Abandoned church still shelters

December 05, 1993|By Ellen James Martin | Ellen James Martin,Staff Writer

For several months, Tatiana Seelinger had been looking at barns, old railway stations -- anything that would offer a large, affordable space for a home and gallery -- when she heard friends mention a big, empty church in Glenelg.

A Sunday spin to the western Howard County community was all took to convince the artist that, indeed, the boarded-up white-frame structure known as Providence Methodist Church was for her.

"The building itself was pristine. It almost looked like a picture-postcard New England scene. And it was perfectly sited, on a knoll with beautiful oak trees around it," says Tatiana, who is legally and professionally known by her first name only.

There was no "For Sale" sign in front of the property, on Triadelphia Road. But Tatiana was so excited that she immediately sought out her real estate agent. As it happened, the agent was in the hospital, having her fourth child. "She orchestrated the whole deal from her hospital bed," Tatiana says.

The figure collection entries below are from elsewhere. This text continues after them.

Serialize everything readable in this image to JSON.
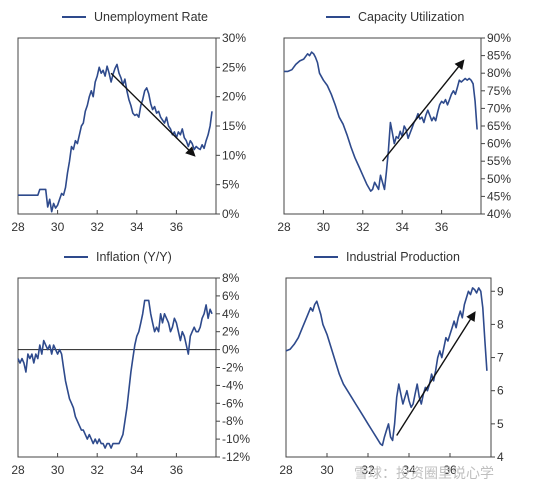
{
  "colors": {
    "line": "#2E4A8C",
    "axis": "#444444",
    "arrow": "#111111",
    "zero": "#222222"
  },
  "watermark": {
    "text": "雪球：投资圈里说心学"
  },
  "chart_data": [
    {
      "type": "line",
      "legend": "Unemployment Rate",
      "legend_position": "top-right",
      "xlim": [
        28,
        38
      ],
      "ylim": [
        0,
        30
      ],
      "x_ticks": [
        "28",
        "30",
        "32",
        "34",
        "36"
      ],
      "y_ticks": [
        "0%",
        "5%",
        "10%",
        "15%",
        "20%",
        "25%",
        "30%"
      ],
      "series": [
        {
          "x": [
            28.0,
            29.0,
            29.1,
            29.4,
            29.5,
            29.6,
            29.7,
            29.8,
            29.9,
            30.0,
            30.1,
            30.2,
            30.3,
            30.4,
            30.5,
            30.6,
            30.7,
            30.8,
            30.9,
            31.0,
            31.1,
            31.2,
            31.3,
            31.4,
            31.5,
            31.6,
            31.7,
            31.8,
            31.9,
            32.0,
            32.1,
            32.2,
            32.3,
            32.4,
            32.5,
            32.6,
            32.7,
            32.8,
            32.9,
            33.0,
            33.1,
            33.2,
            33.3,
            33.4,
            33.5,
            33.6,
            33.7,
            33.8,
            33.9,
            34.0,
            34.1,
            34.2,
            34.3,
            34.4,
            34.5,
            34.6,
            34.7,
            34.8,
            34.9,
            35.0,
            35.1,
            35.2,
            35.3,
            35.4,
            35.5,
            35.6,
            35.7,
            35.8,
            35.9,
            36.0,
            36.1,
            36.2,
            36.3,
            36.4,
            36.5,
            36.6,
            36.7,
            36.8,
            36.9,
            37.0,
            37.1,
            37.2,
            37.3,
            37.4,
            37.5,
            37.6,
            37.7,
            37.8
          ],
          "y": [
            3.2,
            3.2,
            4.2,
            4.2,
            1.2,
            2.5,
            0.4,
            1.8,
            1.0,
            1.5,
            2.5,
            3.5,
            3.2,
            4.5,
            7.0,
            9.0,
            11.5,
            11.0,
            12.5,
            12.0,
            13.5,
            15.0,
            15.5,
            17.5,
            18.5,
            20.0,
            21.0,
            20.0,
            22.5,
            23.5,
            25.0,
            24.0,
            24.5,
            23.5,
            25.2,
            24.0,
            22.5,
            23.8,
            24.8,
            25.5,
            24.0,
            23.2,
            22.0,
            23.0,
            21.0,
            19.5,
            18.5,
            17.2,
            16.8,
            17.0,
            16.5,
            18.5,
            19.5,
            21.0,
            21.5,
            20.5,
            18.8,
            17.8,
            18.3,
            17.2,
            17.5,
            16.5,
            16.0,
            15.5,
            16.5,
            15.0,
            14.5,
            13.5,
            14.0,
            13.0,
            14.0,
            13.5,
            14.5,
            13.0,
            12.5,
            11.5,
            12.5,
            12.0,
            11.0,
            11.5,
            11.2,
            11.0,
            11.8,
            11.2,
            12.5,
            13.5,
            15.0,
            17.5
          ]
        }
      ],
      "arrow": {
        "from": [
          32.7,
          24.0
        ],
        "to": [
          36.9,
          10.0
        ]
      }
    },
    {
      "type": "line",
      "legend": "Capacity Utilization",
      "legend_position": "top-right",
      "xlim": [
        28,
        38
      ],
      "ylim": [
        40,
        90
      ],
      "x_ticks": [
        "28",
        "30",
        "32",
        "34",
        "36"
      ],
      "y_ticks": [
        "40%",
        "45%",
        "50%",
        "55%",
        "60%",
        "65%",
        "70%",
        "75%",
        "80%",
        "85%",
        "90%"
      ],
      "series": [
        {
          "x": [
            28.0,
            28.2,
            28.4,
            28.6,
            28.8,
            29.0,
            29.2,
            29.3,
            29.4,
            29.5,
            29.6,
            29.7,
            29.8,
            30.0,
            30.2,
            30.4,
            30.6,
            30.8,
            31.0,
            31.2,
            31.4,
            31.6,
            31.8,
            32.0,
            32.2,
            32.4,
            32.5,
            32.6,
            32.7,
            32.8,
            32.9,
            33.0,
            33.1,
            33.2,
            33.3,
            33.4,
            33.5,
            33.6,
            33.7,
            33.8,
            33.9,
            34.0,
            34.1,
            34.2,
            34.3,
            34.4,
            34.5,
            34.6,
            34.7,
            34.8,
            34.9,
            35.0,
            35.1,
            35.2,
            35.3,
            35.4,
            35.5,
            35.6,
            35.7,
            35.8,
            35.9,
            36.0,
            36.1,
            36.2,
            36.3,
            36.4,
            36.5,
            36.6,
            36.7,
            36.8,
            36.9,
            37.0,
            37.1,
            37.2,
            37.3,
            37.4,
            37.5,
            37.6,
            37.7,
            37.8
          ],
          "y": [
            80.5,
            80.5,
            81.0,
            82.5,
            83.5,
            84.0,
            85.5,
            85.0,
            86.0,
            85.5,
            84.5,
            83.0,
            80.0,
            78.0,
            76.5,
            74.0,
            71.0,
            67.5,
            65.5,
            62.5,
            59.0,
            56.0,
            53.5,
            51.0,
            48.5,
            46.5,
            47.0,
            49.0,
            48.0,
            47.0,
            51.0,
            49.0,
            47.0,
            52.0,
            58.0,
            66.0,
            63.0,
            60.0,
            62.0,
            61.5,
            63.5,
            62.0,
            65.0,
            64.0,
            61.5,
            63.0,
            64.5,
            66.0,
            67.0,
            68.5,
            67.0,
            67.5,
            66.0,
            68.0,
            69.5,
            68.0,
            66.5,
            67.5,
            66.5,
            69.0,
            71.0,
            72.0,
            71.5,
            72.5,
            71.0,
            72.5,
            74.0,
            75.0,
            74.0,
            76.0,
            78.0,
            77.5,
            78.0,
            78.5,
            78.0,
            78.5,
            78.0,
            77.0,
            72.0,
            64.0
          ]
        }
      ],
      "arrow": {
        "from": [
          33.0,
          55.0
        ],
        "to": [
          37.1,
          83.5
        ]
      }
    },
    {
      "type": "line",
      "legend": "Inflation (Y/Y)",
      "legend_position": "top-left",
      "xlim": [
        28,
        38
      ],
      "ylim": [
        -12,
        8
      ],
      "x_ticks": [
        "28",
        "30",
        "32",
        "34",
        "36"
      ],
      "y_ticks": [
        "-12%",
        "-10%",
        "-8%",
        "-6%",
        "-4%",
        "-2%",
        "0%",
        "2%",
        "4%",
        "6%",
        "8%"
      ],
      "series": [
        {
          "x": [
            28.0,
            28.1,
            28.2,
            28.3,
            28.4,
            28.5,
            28.6,
            28.7,
            28.8,
            28.9,
            29.0,
            29.1,
            29.2,
            29.3,
            29.4,
            29.5,
            29.6,
            29.7,
            29.8,
            29.9,
            30.0,
            30.1,
            30.2,
            30.3,
            30.4,
            30.5,
            30.6,
            30.7,
            30.8,
            30.9,
            31.0,
            31.1,
            31.2,
            31.3,
            31.4,
            31.5,
            31.6,
            31.7,
            31.8,
            31.9,
            32.0,
            32.1,
            32.2,
            32.3,
            32.4,
            32.5,
            32.6,
            32.7,
            32.8,
            32.9,
            33.0,
            33.1,
            33.2,
            33.3,
            33.4,
            33.5,
            33.6,
            33.7,
            33.8,
            33.9,
            34.0,
            34.1,
            34.2,
            34.3,
            34.4,
            34.5,
            34.6,
            34.7,
            34.8,
            34.9,
            35.0,
            35.1,
            35.2,
            35.3,
            35.4,
            35.5,
            35.6,
            35.7,
            35.8,
            35.9,
            36.0,
            36.1,
            36.2,
            36.3,
            36.4,
            36.5,
            36.6,
            36.7,
            36.8,
            36.9,
            37.0,
            37.1,
            37.2,
            37.3,
            37.4,
            37.5,
            37.6,
            37.7,
            37.8
          ],
          "y": [
            -1.0,
            -1.5,
            -1.0,
            -1.5,
            -2.5,
            -0.5,
            -1.0,
            -0.5,
            -1.5,
            -0.5,
            -1.0,
            0.5,
            -0.5,
            1.0,
            0.5,
            0.0,
            0.5,
            -0.5,
            0.5,
            0.0,
            -0.5,
            0.0,
            -0.5,
            -2.0,
            -3.5,
            -4.5,
            -5.5,
            -6.0,
            -6.5,
            -7.5,
            -8.0,
            -8.5,
            -9.0,
            -9.0,
            -9.5,
            -10.0,
            -9.5,
            -10.0,
            -10.5,
            -10.0,
            -10.5,
            -10.0,
            -10.5,
            -10.5,
            -11.0,
            -10.5,
            -10.5,
            -11.0,
            -10.5,
            -10.5,
            -10.5,
            -10.5,
            -10.0,
            -9.5,
            -8.0,
            -6.5,
            -4.5,
            -2.5,
            -1.0,
            0.5,
            1.5,
            2.0,
            3.0,
            4.0,
            5.5,
            5.5,
            5.5,
            4.0,
            3.0,
            2.0,
            2.5,
            2.0,
            4.0,
            3.0,
            4.0,
            3.5,
            3.0,
            2.0,
            2.5,
            3.5,
            3.0,
            2.0,
            1.0,
            2.0,
            1.5,
            0.5,
            -0.5,
            1.5,
            2.0,
            2.5,
            2.0,
            2.0,
            2.5,
            3.5,
            4.0,
            5.0,
            3.5,
            4.5,
            4.0
          ]
        }
      ],
      "zero_line": 0
    },
    {
      "type": "line",
      "legend": "Industrial Production",
      "legend_position": "top-left",
      "xlim": [
        28,
        38
      ],
      "ylim": [
        4,
        9.4
      ],
      "x_ticks": [
        "28",
        "30",
        "32",
        "34",
        "36"
      ],
      "y_ticks": [
        "4",
        "5",
        "6",
        "7",
        "8",
        "9"
      ],
      "series": [
        {
          "x": [
            28.0,
            28.2,
            28.4,
            28.6,
            28.8,
            29.0,
            29.2,
            29.3,
            29.4,
            29.5,
            29.6,
            29.7,
            29.8,
            30.0,
            30.2,
            30.4,
            30.6,
            30.8,
            31.0,
            31.2,
            31.4,
            31.6,
            31.8,
            32.0,
            32.2,
            32.4,
            32.5,
            32.6,
            32.7,
            32.8,
            32.9,
            33.0,
            33.1,
            33.2,
            33.3,
            33.4,
            33.5,
            33.6,
            33.7,
            33.8,
            33.9,
            34.0,
            34.1,
            34.2,
            34.3,
            34.4,
            34.5,
            34.6,
            34.7,
            34.8,
            34.9,
            35.0,
            35.1,
            35.2,
            35.3,
            35.4,
            35.5,
            35.6,
            35.7,
            35.8,
            35.9,
            36.0,
            36.1,
            36.2,
            36.3,
            36.4,
            36.5,
            36.6,
            36.7,
            36.8,
            36.9,
            37.0,
            37.1,
            37.2,
            37.3,
            37.4,
            37.5,
            37.6,
            37.7,
            37.8
          ],
          "y": [
            7.2,
            7.25,
            7.4,
            7.6,
            7.9,
            8.2,
            8.5,
            8.4,
            8.6,
            8.7,
            8.5,
            8.3,
            8.0,
            7.7,
            7.3,
            6.9,
            6.5,
            6.2,
            6.0,
            5.8,
            5.6,
            5.4,
            5.2,
            5.0,
            4.8,
            4.6,
            4.5,
            4.4,
            4.35,
            4.6,
            4.8,
            5.0,
            4.6,
            4.5,
            5.0,
            5.8,
            6.2,
            5.9,
            5.6,
            5.8,
            6.0,
            5.7,
            5.5,
            5.6,
            5.9,
            6.2,
            5.8,
            5.6,
            5.9,
            6.1,
            6.0,
            6.2,
            6.5,
            6.3,
            6.6,
            7.0,
            7.2,
            7.0,
            7.3,
            7.6,
            7.5,
            7.7,
            7.9,
            8.1,
            7.9,
            8.2,
            8.4,
            8.2,
            8.6,
            8.8,
            9.0,
            8.9,
            9.1,
            9.05,
            8.95,
            9.1,
            9.0,
            8.5,
            7.5,
            6.6
          ]
        }
      ],
      "arrow": {
        "from": [
          33.4,
          4.65
        ],
        "to": [
          37.2,
          8.35
        ]
      }
    }
  ]
}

The transaction occurred 20 years ago at a price Tatiana considers a good buy. Admittedly, the 104-year-old church was a shell, with only the remnants of an electrical system and no heat or plumbing. But just $15,000 bought a solid structure and a full acre.

Tatiana and her first husband, the late William Potts, a self-employed architect, bought the property. He designed the interior structural walls, as well as plumbing, electrical and heating systems. The couple invested $30,000 to transform the old church into a home for a family of five and two businesses.

The design allowed for a two-story gallery and shop at the front, on its southern side. To the rear of the gallery are living areas, a workshop and a large eat-in kitchen. On the upper level are four bedrooms, two bathrooms and a laundry area.

"When you walk into the front door, you still have the illusion of unbroken sanctuary space. It's a rather unique and amazing concept," says Tatiana, who works in clay to create large ceramic vessels, many ornamented in gold and platinum.

So well-designed is the home that it "flexes with changing needs," Tatiana says. Five years after her first husband died, she transformed the deck into a sun room with a tile floor, a gray sofa and a round table that seats eight.

In 1980, Tatiana married Joe Seelinger, a U.S. maritime administrator who makes a daily 70-minute commute from Glenelg to Washington. As the artist's children grew up and left, the house was adapted to serve the couple's changing needs.

The children's living room became Tatiana's workshop area, where she keeps her pottery wheel. The children's bedrooms became guest rooms. And an office area became a suite of personal rooms for Tatiana and her husband.

Convinced that homeowners shouldn't be bound by convention, Tatiana is often called upon by friends to rethink their living areas.

"Before you buy a house, I think it's really healthful to think who you are and how you want to live," she says.